Bei jeder kosmetischen Anwendung besteht ein Risiko der Unverträglichkeit. Peeling-Produkte für zu Hause sind in der Regel aber so niedrig dosiert, dass keine Unverträglichkeiten auftreten. Vorsichtig sein sollte man mit Frucht- oder Kräuterextrakten, die in solchen Produkten enthalten sein können - sind Allergien gegen einzelne Inhaltsstoffe bekannt, so werden diese sich auch beim Peeling auswirken, auch wenn es nur geringe Konzentrationen sind.

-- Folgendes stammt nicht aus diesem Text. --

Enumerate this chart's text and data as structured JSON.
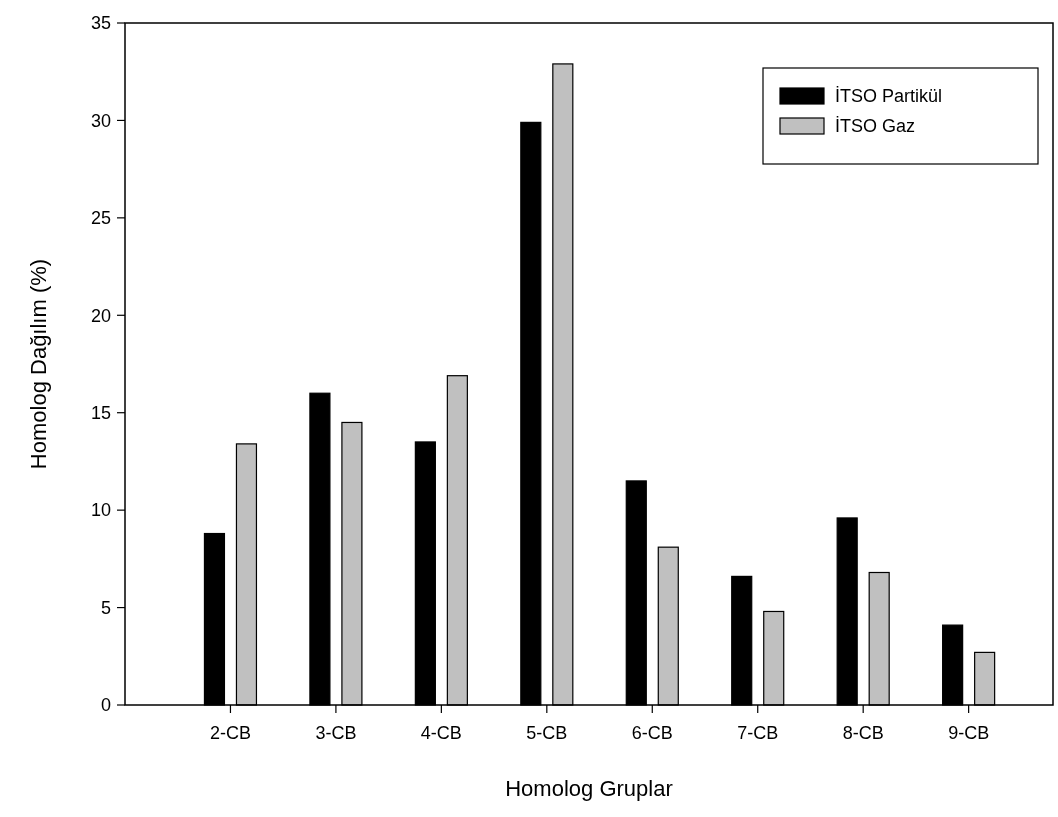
{
  "chart_data": {
    "type": "bar",
    "xlabel": "Homolog Gruplar",
    "ylabel": "Homolog Dağılım (%)",
    "categories": [
      "2-CB",
      "3-CB",
      "4-CB",
      "5-CB",
      "6-CB",
      "7-CB",
      "8-CB",
      "9-CB"
    ],
    "series": [
      {
        "name": "İTSO Partikül",
        "color": "#000000",
        "values": [
          8.8,
          16.0,
          13.5,
          29.9,
          11.5,
          6.6,
          9.6,
          4.1
        ]
      },
      {
        "name": "İTSO Gaz",
        "color": "#c0c0c0",
        "values": [
          13.4,
          14.5,
          16.9,
          32.9,
          8.1,
          4.8,
          6.8,
          2.7
        ]
      }
    ],
    "ylim": [
      0,
      35
    ],
    "yticks": [
      0,
      5,
      10,
      15,
      20,
      25,
      30,
      35
    ],
    "grid": false,
    "legend": "top right"
  }
}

Da in Kosmetik-Studios gerne mit hoch dosierten Fruchtsäuren als Peeling gearbeitet wird, sollte man bei bekannten Allergien gerade hier vorsichtig sein. Für ein effektives Peeling beim Kosmetiker gibt es auch Alternativen ohne Frucht-Bestandteile, da Fruchtsäurepeelings viel Extrakt enthalten, stellen sie ein reelles Risiko für Allergiker dar.

Genaue Beobachtung der Reaktionen des Körpers auf ein Peeling beim Kosmetiker ist sehr wichtig, gerade nach einer erstmaligen Behandlung. Reaktionen der Haut können in verstärktem Maße nach einem so gründlichen Peeling auftreten - um die richtige Nachsorge der Haut in die Wege leiten zu können, muss der Kosmetiker das wissen. Andernfalls bleibt die Haut so angegriffen vom Peeling zurück, dass sich ganz neue Probleme bilden können. Da bei einem effektiven Peeling die Talgschicht entfernt wird, können sich Mitesser ohne Pflege bilden und es können sich sogar Infektionen oder zumindest gereizte Reaktionen der Haut ergeben.

Bei häufigem Peeling mit hochwirksamen Peeling-Produkten kann die Haut auch dadurch angegriffen reagieren und anfällig werden. Ein Peeling für zu Hause kann dagegen jeden Tag benutzt werden, wenn nichts anderes auf dem Produkt vermerkt ist.